Zdjęcia wrzuciłem na facebooka nie trzeba mieć kąta żeby oglądać.
trzy foldery zdrowa, chora i badania z wynikami.
https://www.facebook.com/profile.php?id ... 272732%3A6
https://www.facebook.com/profile.php?id=100007285908326
Problem zaczął się miesiąc temu około 10 lipca, (mnie nie było musiałem wyjechać na jakiś czas lecz już przyzwyczaiła się do innych i z nimi się bawiła) spadła w klatce, łapkami trzymała się patyka a dziobem klatki i machała skrzydłami i bęc. tego samego dnia potem zauważono problemy z równowaga to podpierała się skrzydełkiem prawym i łapką lewa w górze i ściśniętą. Zaczęła się oskubywać, rodzice musieli jej pilnować przed skubanie lecz oskubała se cały tułów, nogi , pod brzuchem, brak talku, skubanie nawet do ranek i przy odbycie. Teraz piórka zaczynają odrastać (od kilku dni) ale lecimy dalej bo jest coraz gorzej. Była u weterynarzy stan mimo leków coraz gorszy, schudła, pióra ściemniały, w okół oka ma sińce, ale to możne od wychudzenia żyły widać. Jak miała skurcze jednej strony (lewej) łapki i ostre problemy z równowaga jadła tylko z reki i tylko słonecznik lub dynie i inne małe ziarna, nic twardego. Teraz ma paraliż obydwu nóżek i ma zimne, gdy kupowałem miała je gorące. nie dawno siedziała w koszyczku wychodziła, wywracała się ale chwile stała i trochę się tam ruszała teraz już nic siedzi w koszyczku, nie rusza się , nie gada, zje tylko papki z strzykawki, czasem ją zmuszę do machania skrzydłami. Niby po rozmasowaniu ogrzewają się i luźniejsza ale ja tego nie widziałem tylko mama. Zaplatam łapki na palcach to ślizga się (nie ma w nich siły). trząchała od zawsze główką na boki, w klatce w nocy potrafiła nią walić przy przysypianiu w pręciki, teraz to rzadko robi w koszyczku. Dziobem podtrzymuje się koszyczka, nogi jej się rozchodzą przy załatwianiu. Raz ale to raz na poręczy jeszcze tydzień temu (było ciut lepiej) miała jedno stronę drgawki oko zamknięte lewe i jakby skurcze miała i trzęsło nią, myślałem ze zasypia ale po drugiej stronie oko otwarte i wszystko cacy a tamta strona dalej drgała i chyba skurcze były, zaciskała ciągle tą jedna łapkę teraz dwie.

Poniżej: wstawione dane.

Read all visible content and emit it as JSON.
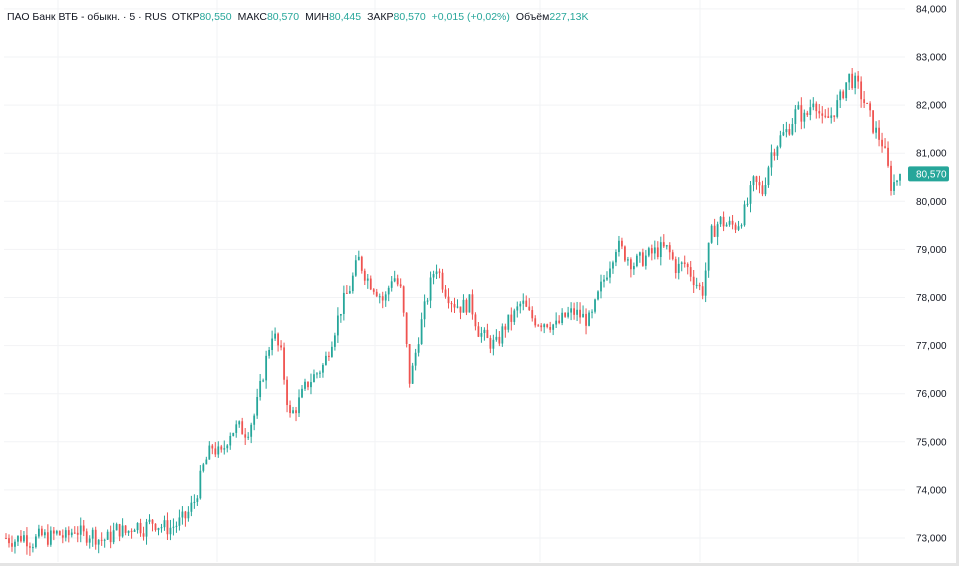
{
  "legend": {
    "symbol": "ПАО Банк ВТБ - обыкн. · 5 · RUS",
    "open_label": "ОТКР",
    "open_value": "80,550",
    "high_label": "МАКС",
    "high_value": "80,570",
    "low_label": "МИН",
    "low_value": "80,445",
    "close_label": "ЗАКР",
    "close_value": "80,570",
    "change": "+0,015 (+0,02%)",
    "volume_label": "Объём",
    "volume_value": "227,13K"
  },
  "colors": {
    "up": "#26a69a",
    "down": "#ef5350",
    "grid": "#f2f3f5",
    "price_tag": "#26a69a"
  },
  "chart_data": {
    "type": "candlestick",
    "y_ticks": [
      "73,000",
      "74,000",
      "75,000",
      "76,000",
      "77,000",
      "78,000",
      "79,000",
      "80,000",
      "81,000",
      "82,000",
      "83,000",
      "84,000"
    ],
    "ylim": [
      72.8,
      84.0
    ],
    "last_price": 80.57,
    "last_price_label": "80,570",
    "grid": true,
    "close_path": [
      73.0,
      72.95,
      73.05,
      72.9,
      73.05,
      73.0,
      73.1,
      73.0,
      73.2,
      73.05,
      73.1,
      72.95,
      73.0,
      73.2,
      73.1,
      73.3,
      73.2,
      73.35,
      73.25,
      73.2,
      73.3,
      73.45,
      73.8,
      74.5,
      74.9,
      74.7,
      75.2,
      75.3,
      75.2,
      75.6,
      76.5,
      77.3,
      76.8,
      75.5,
      75.8,
      76.2,
      76.4,
      76.6,
      77.2,
      77.8,
      78.2,
      78.8,
      78.4,
      78.2,
      77.9,
      78.5,
      78.1,
      76.2,
      77.2,
      78.0,
      78.7,
      78.2,
      77.9,
      77.8,
      77.9,
      77.3,
      77.1,
      77.0,
      77.4,
      77.6,
      77.9,
      77.6,
      77.5,
      77.5,
      77.4,
      77.6,
      77.7,
      77.6,
      77.5,
      78.1,
      78.6,
      79.1,
      78.9,
      78.7,
      78.8,
      78.9,
      79.0,
      79.0,
      78.6,
      78.7,
      78.4,
      78.1,
      79.3,
      79.6,
      79.5,
      79.5,
      79.8,
      80.4,
      80.2,
      81.0,
      81.3,
      81.5,
      81.9,
      81.7,
      82.2,
      81.6,
      81.8,
      82.1,
      82.6,
      82.4,
      82.0,
      81.5,
      81.2,
      80.3,
      80.57
    ],
    "candle_count": 300
  }
}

-skurcze, paraliż, problem z równowaga, brak apetytu lub porostu nie chce jeść sama(wychudzona), wyskubanie się, ściemniały pióra, niektóre poucinała się do połowy,, dziob się łuszczy(rozdwaja się, kruszy), zimne łapki, ciągle śpi.
No i co bardzo głupie, ostatnio jak trzymała się dziobem i zauważyłem że próbuje naciągnąć kręgi czy co wziąłem przytrzymałem dzióbek na koszyku i lekko pociągnąłem za resztę ciała do tyłu, szyja jej się rozciągnęła (miała ciągle skurczoną) i dziwnie machała główką i lekko jak by skrzywiona, było to trzy dni temu teraz lepiej ale dalej podejrzanie wygląda. Czy zrobiłem z papugi kalekę czy sama se może jak coś kręg nastawić czy da rade operacją? Wiem to było głupie,idiotyczne, przeżyłem przez to dużo stresu nie musicie mi cisnąć proszę pomóżcie mojej papudze i wcześniejszy opis choroby najważniejszy jakieś pomysły? Mam sporo fotek i badań, niestety na wirusy miała za mało krwi. Stan się pogarsza z dnia na dzień a na koniec miesiąca znowu jadę jak się nie poprawi lub zacznie się poprawiać papuga zdechnie zostanie w domu z jedna pracującą osobą. PROSZĘ O POMOC, jak tylko zje.a za krzywdzenie zwierzaka to se odpuśćcie i tak już jestem załamany. Lekarze nie pomagają więc myślałem...... ahhhh.....
Z dnia na dzień coraz gorzej.
Zdjęcia wrzuciłem na facebooka nie trzeba mieć kąta żeby oglądać.
trzy foldery zdrowa, chora i badania z wynikami.